奥兰多回到屋里。屋里静悄悄的,一片沉寂。这里有她的墨水瓶、她的笔,还有中断了的诗稿,当时她正在赞颂永恒,巴斯克特和巴特洛莫进来送茶,打断了她,她正准备说,一切都没有变。然而,三秒半钟后,一切都变了,她跌断踝骨,坠人爱河,嫁给了谢尔默丁。
这一点,她有手上的结婚戒指为证。不错,她确是在遇到谢尔默丁之前,自己把它戴上的,但结果证明,它不但解决不了问题,情况反而更糟。现在,她满心敬畏,很迷信地不停转动这戒指,生怕它从骨节上滑下来。
“结婚戒指必须戴在左手第三指上才行,”她说,孩童一样小心翼翼地重复学到的课程。
她说话的声音很大,口气中也添了不少炫耀的色彩,仿佛希望某人无意中听到她的话,而此人的意见又是她极为看重的。现在既然终于能够理清思绪,她就很关心自己的行为会对时代精神产生什么影响。她迫不及待地想知道,她与谢尔默丁订婚并嫁给他,在这件事上,她的所作所为,能否得到时代精神的赞许。她显然感觉好多了,自沼泽地之夜后,她再没觉得手指刺痛过,一次也算不上痛过。但她无法否认自己仍有疑问。不错,她是嫁了人,但她的丈夫总在绕合恩角航行,这能算是婚姻吗?如果她喜欢他,这算是婚姻吗?如果她喜欢上了其他人,这算是婚姻吗?最后,倘若世上她最渴望的依然是写诗,这算是婚姻吗?她很怀疑。
不过,她要来检验一下。她看看戒指,又看看墨水瓶。她是否有这个勇气?没有,她没有。但她必须这样做。不行,这不行。那她该怎么办呢?昏厥过去,如果有这个可能的话。但她一辈子都没如此这般的精气神儿十足。

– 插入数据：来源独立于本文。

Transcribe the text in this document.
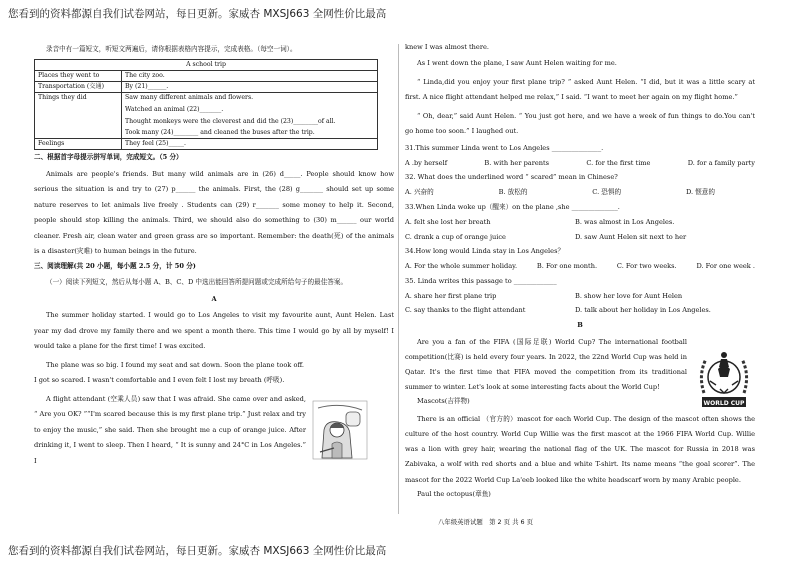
您看到的资料都源自我们试卷网站，每日更新。家威杏 MXSJ663 全网性价比最高
您看到的资料都源自我们试卷网站，每日更新。家威杏 MXSJ663 全网性价比最高

录音中有一篇短文，听短文两遍后，请你根据表格内容提示，完成表格。（每空一词）。

A school trip	
Places they went to	The city zoo.

Transportation (交通)	By (21)______.

Things they did	Saw many different animals and flowers.
Watched an animal (22)_______.
Thought monkeys were the cleverest and did the (23)________of all.
Took many (24)________ and cleaned the buses after the trip.

Feelings	They feel (25)_____.

二、根据首字母提示拼写单词，完成短文。（5 分）

Animals are people's friends. But many wild animals are in (26) d_____. People should know how serious the situation is and try to (27) p______ the animals. First, the (28) g_______ should set up some nature reserves to let animals live freely . Students can (29) r_______ some money to help it. Second, people should stop killing the animals. Third, we should also do something to (30) m______ our world cleaner. Fresh air, clean water and green grass are so important. Remember: the death(死) of the animals is a disaster(灾难) to human beings in the future.

三、阅读理解(共 20 小题，每小题 2.5 分，计 50 分)

（一）阅读下列短文，然后从每小题 A、B、C、D 中选出能回答所提问题或完成所给句子的最佳答案。

A

The summer holiday started. I would go to Los Angeles to visit my favourite aunt, Aunt Helen. Last year my dad drove my family there and we spent a month there. This time I would go by all by myself! I would take a plane for the first time! I was excited.

The plane was so big. I found my seat and sat down. Soon the plane took off. I got so scared. I wasn't comfortable and I even felt I lost my breath (呼吸).

A flight attendant (空乘人员) saw that I was afraid. She came over and asked, “ Are you OK? ”“I'm scared because this is my first plane trip.” Just relax and try to enjoy the music,” she said. Then she brought me a cup of orange juice. After drinking it, I went to sleep. Then I heard, “ It is sunny and 24°C in Los Angeles.” I

knew I was almost there.

As I went down the plane, I saw Aunt Helen waiting for me.

“ Linda,did you enjoy your first plane trip? ” asked Aunt Helen. “I did, but it was a little scary at first. A nice flight attendant helped me relax,” I said. “I want to meet her again on my flight home.”

“ Oh, dear,” said Aunt Helen. “ You just got here, and we have a week of fun things to do.You can't go home too soon.” I laughed out.

31.This summer Linda went to Los Angeles _______________.

A .by herself	B. with her parents	C. for the first time	D. for a family party

32. What does the underlined word “ scared” mean in Chinese?

A. 兴奋的	B. 放松的	C. 恐惧的	D. 惬意的

33.When Linda woke up（醒来）on the plane ,she ______________.

A. felt she lost her breath	B. was almost in Los Angeles.
C. drank a cup of orange juice	D. saw Aunt Helen sit next to her

34.How long would Linda stay in Los Angeles？

A. For the whole summer holiday.	B. For one month.	C. For two weeks.	D. For one week .

35. Linda writes this passage to _____________

A. share her first plane trip	B. show her love for Aunt Helen
C. say thanks to the flight attendant	D. talk about her holiday in Los Angeles.

B

Are you a fan of the FIFA (国际足联) World Cup? The international football competition(比赛) is held every four years. In 2022, the 22nd World Cup was held in Qatar. It's the first time that FIFA moved the competition from its traditional summer to winter. Let's look at some interesting facts about the World Cup!

Mascots(吉祥物)

There is an official （官方的）mascot for each World Cup. The design of the mascot often shows the culture of the host country. World Cup Willie was the first mascot at the 1966 FIFA World Cup. Willie was a lion with grey hair, wearing the national flag of the UK. The mascot for Russia in 2018 was Zabivaka, a wolf with red shorts and a blue and white T-shirt. Its name means “the goal scorer”. The mascot for the 2022 World Cup La'eeb looked like the white headscarf worn by many Arabic people.

Paul the octopus(章鱼)

WORLD CUP
八年级英语试题　第 2 页 共 6 页
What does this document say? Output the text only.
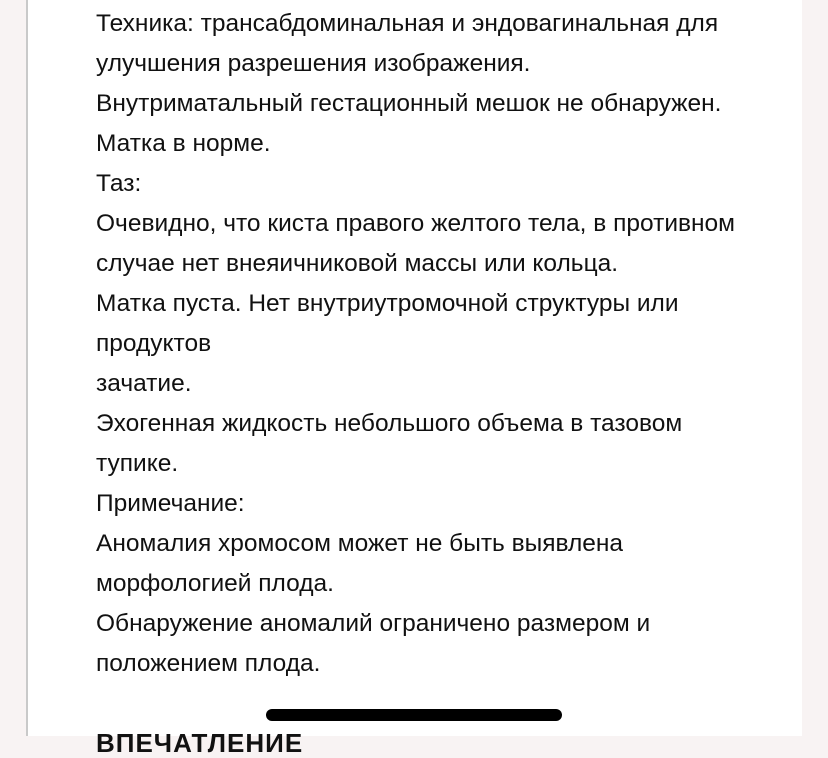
Техника: трансабдоминальная и эндовагинальная для
улучшения разрешения изображения.
Внутриматальный гестационный мешок не обнаружен.
Матка в норме.
Таз:
Очевидно, что киста правого желтого тела, в противном
случае нет внеяичниковой массы или кольца.
Матка пуста. Нет внутриутромочной структуры или
продуктов
зачатие.
Эхогенная жидкость небольшого объема в тазовом
тупике.
Примечание:
Аномалия хромосом может не быть выявлена
морфологией плода.
Обнаружение аномалий ограничено размером и
положением плода.
ВПЕЧАТЛЕНИЕ
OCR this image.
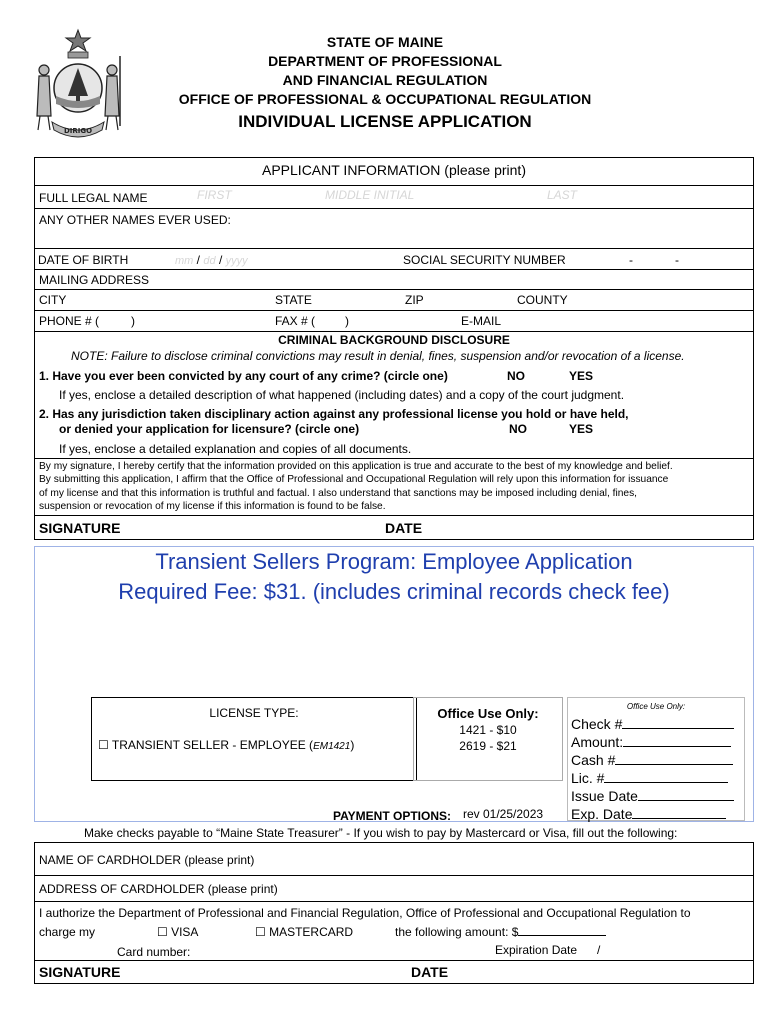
DIRIGO
STATE OF MAINE
DEPARTMENT OF PROFESSIONAL
AND FINANCIAL REGULATION
OFFICE OF PROFESSIONAL & OCCUPATIONAL REGULATION
INDIVIDUAL LICENSE APPLICATION
APPLICANT INFORMATION (please print)
FULL LEGAL NAME	FIRST	MIDDLE INITIAL	LAST
ANY OTHER NAMES EVER USED:
DATE OF BIRTH	mm / dd / yyyy	SOCIAL SECURITY NUMBER	-	-
MAILING ADDRESS
CITY	STATE	ZIP	COUNTY
PHONE # (	)	FAX # ( )	E-MAIL
CRIMINAL BACKGROUND DISCLOSURE
NOTE: Failure to disclose criminal convictions may result in denial, fines, suspension and/or revocation of a license.
1. Have you ever been convicted by any court of any crime? (circle one)	NO	YES
If yes, enclose a detailed description of what happened (including dates) and a copy of the court judgment.
2. Has any jurisdiction taken disciplinary action against any professional license you hold or have held,
or denied your application for licensure? (circle one)	NO	YES
If yes, enclose a detailed explanation and copies of all documents.
By my signature, I hereby certify that the information provided on this application is true and accurate to the best of my knowledge and belief.
By submitting this application, I affirm that the Office of Professional and Occupational Regulation will rely upon this information for issuance
of my license and that this information is truthful and factual. I also understand that sanctions may be imposed including denial, fines,
suspension or revocation of my license if this information is found to be false.
SIGNATURE	DATE
Transient Sellers Program: Employee Application
Required Fee: $31. (includes criminal records check fee)
LICENSE TYPE:
☐ TRANSIENT SELLER - EMPLOYEE (EM1421)
Office Use Only:
1421 - $10
2619 - $21
Office Use Only:
Check #
Amount:
Cash #
Lic. #
Issue Date
Exp. Date
PAYMENT OPTIONS: rev 01/25/2023
Make checks payable to “Maine State Treasurer” - If you wish to pay by Mastercard or Visa, fill out the following:
NAME OF CARDHOLDER (please print)
ADDRESS OF CARDHOLDER (please print)
I authorize the Department of Professional and Financial Regulation, Office of Professional and Occupational Regulation to
charge my	☐ VISA	☐ MASTERCARD	the following amount: $
Card number:	Expiration Date /
SIGNATURE	DATE
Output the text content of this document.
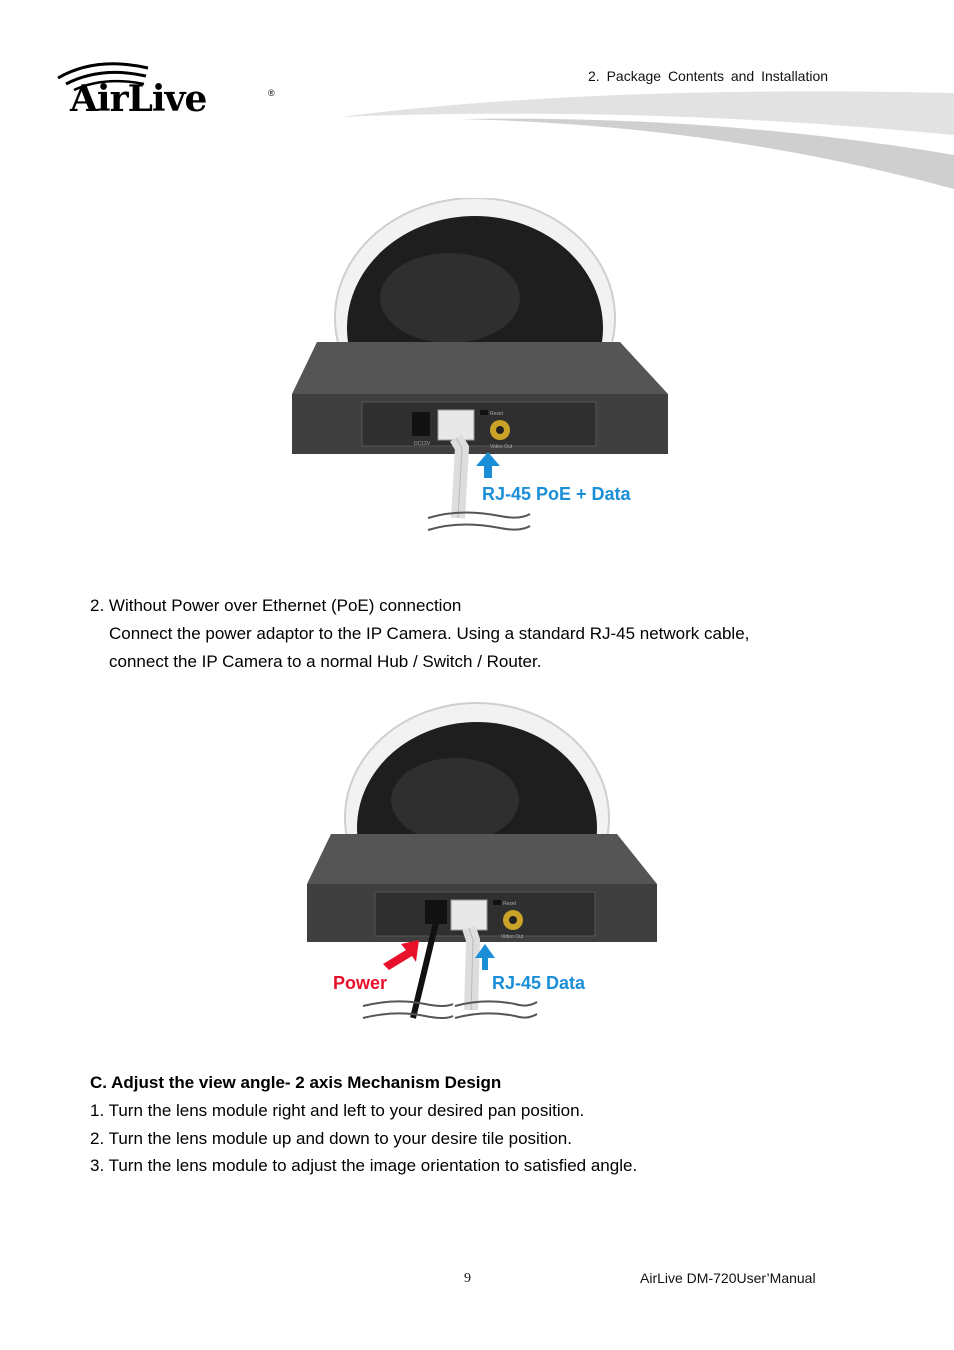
AirLive	®
2. Package Contents and Installation
DC12V
Reset
Video Out
RJ-45 PoE + Data
2. Without Power over Ethernet (PoE) connection
Connect the power adaptor to the IP Camera. Using a standard RJ-45 network cable,
connect the IP Camera to a normal Hub / Switch / Router.
Reset
Video Out
Power	RJ-45 Data
C. Adjust the view angle- 2 axis Mechanism Design
1. Turn the lens module right and left to your desired pan position.
2. Turn the lens module up and down to your desire tile position.
3. Turn the lens module to adjust the image orientation to satisfied angle.
9	AirLive DM-720User’Manual
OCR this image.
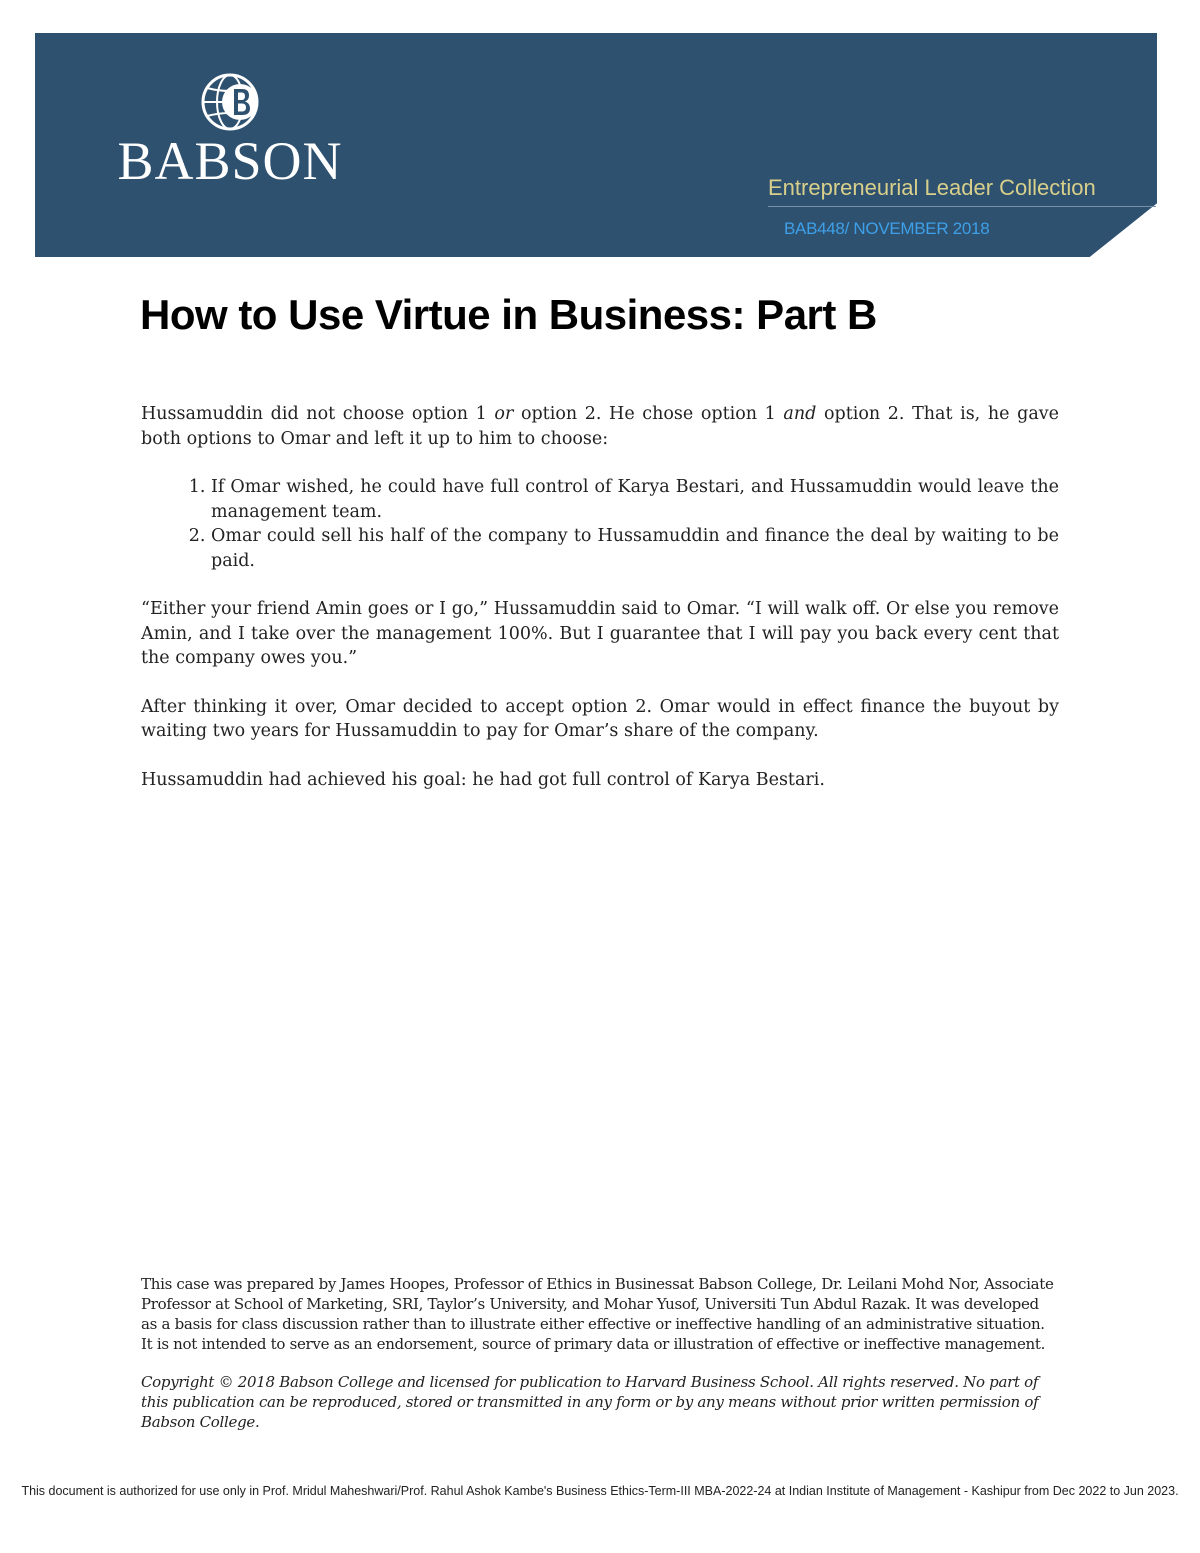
BABSON	Entrepreneurial Leader Collection
BAB448/ NOVEMBER 2018
How to Use Virtue in Business: Part B

Hussamuddin did not choose option 1 or option 2. He chose option 1 and option 2. That is, he gave both options to Omar and left it up to him to choose:

1. If Omar wished, he could have full control of Karya Bestari, and Hussamuddin would leave the management team.
2. Omar could sell his half of the company to Hussamuddin and finance the deal by waiting to be paid.

“Either your friend Amin goes or I go,” Hussamuddin said to Omar. “I will walk off. Or else you remove Amin, and I take over the management 100%. But I guarantee that I will pay you back every cent that the company owes you.”

After thinking it over, Omar decided to accept option 2. Omar would in effect finance the buyout by waiting two years for Hussamuddin to pay for Omar’s share of the company.

Hussamuddin had achieved his goal: he had got full control of Karya Bestari.

This case was prepared by James Hoopes, Professor of Ethics in Businessat Babson College, Dr. Leilani Mohd Nor, Associate Professor at School of Marketing, SRI, Taylor’s University, and Mohar Yusof, Universiti Tun Abdul Razak. It was developed as a basis for class discussion rather than to illustrate either effective or ineffective handling of an administrative situation. It is not intended to serve as an endorsement, source of primary data or illustration of effective or ineffective management.

Copyright © 2018 Babson College and licensed for publication to Harvard Business School. All rights reserved. No part of this publication can be reproduced, stored or transmitted in any form or by any means without prior written permission of Babson College.

This document is authorized for use only in Prof. Mridul Maheshwari/Prof. Rahul Ashok Kambe's Business Ethics-Term-III MBA-2022-24 at Indian Institute of Management - Kashipur from Dec 2022 to Jun 2023.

“真该死!”她大喊,又上来了过去的那股劲儿。“来吧!”
她拿起笔,狠狠地杵进墨水瓶。令她大吃一惊的是,并没有迸溅发生。她提笔出来,笔尖湿漉漉的,却没有滴滴答答。她写了起来,文思虽有些迟慢,但来总是要来的。啊!但它们来得可有道理?她思索着,忽然觉得心慌意乱,惟恐手中的笔又会不听使唤,闹出什么恶作剧来。她读道:
我行到一片野地,蔓布的绿草因为低垂的贝母花萼愈见颓靡,蛇一般的花朵,郁郁寡欢,陌生模样,裹在沉闷的紫色中,好似埃及姑娘——
她边写边感到有个精灵(切记我们现在是与人类精神最朦胧的表现形式打交道)在她身后探头探脑,窥视她的写作。当她写到“埃及姑娘”时,那精灵让她停笔。绿草这个字嘛,用得还中规中矩,它似乎在说,拿了一把家庭女教师用的戒尺,从头开始评说。低垂的贝母花萼,很妙。蛇一般的花朵嘛,这想法出自女士之口,或许过分了,但华兹华斯无疑会对它赞许有加;而姑娘这词?姑娘这词有必要吗?你说你有个丈夫在合恩角?那好啊,这就没问题了。
于是时代的精神传续下去。
奥兰多现在对时代精神心存(因为这一切都发生在心中)深深的感激。以小比大,就好似一个知道自己箱子里塞了一捆雪茄的旅行者,对大度放行的海关官员心存感激一样。因为奥兰多很怀疑,如果时代精神仔细检查她的头脑,会发现其中有一些严重的违禁品,为此她会遭重罚。她不过是勉强逃脱而已,靠的是耍了点小聪明,顺从时代的精神,例如戴上戒指,在沼泽地找到一位男人,以及热爱自然,不当讽刺家,不愤世嫉俗,也不当牛理学家,那等货色立即就会被人发现。她大大松了一口气,她确实很可以这样做,因为作家与时代精神之间的交易无限微妙,作家的作品有什么样的命运,全部系之于这两者之间达成的妥善。奥兰多做了如此安排,她现在处于非常幸福的状态,既不需要抗拒自己的时代,也不需要屈从它。她是时代的产物,又保持了自己的独立性。所以,现在她可以写作,而且她也确实在写作。她写啊,写啊,写啊。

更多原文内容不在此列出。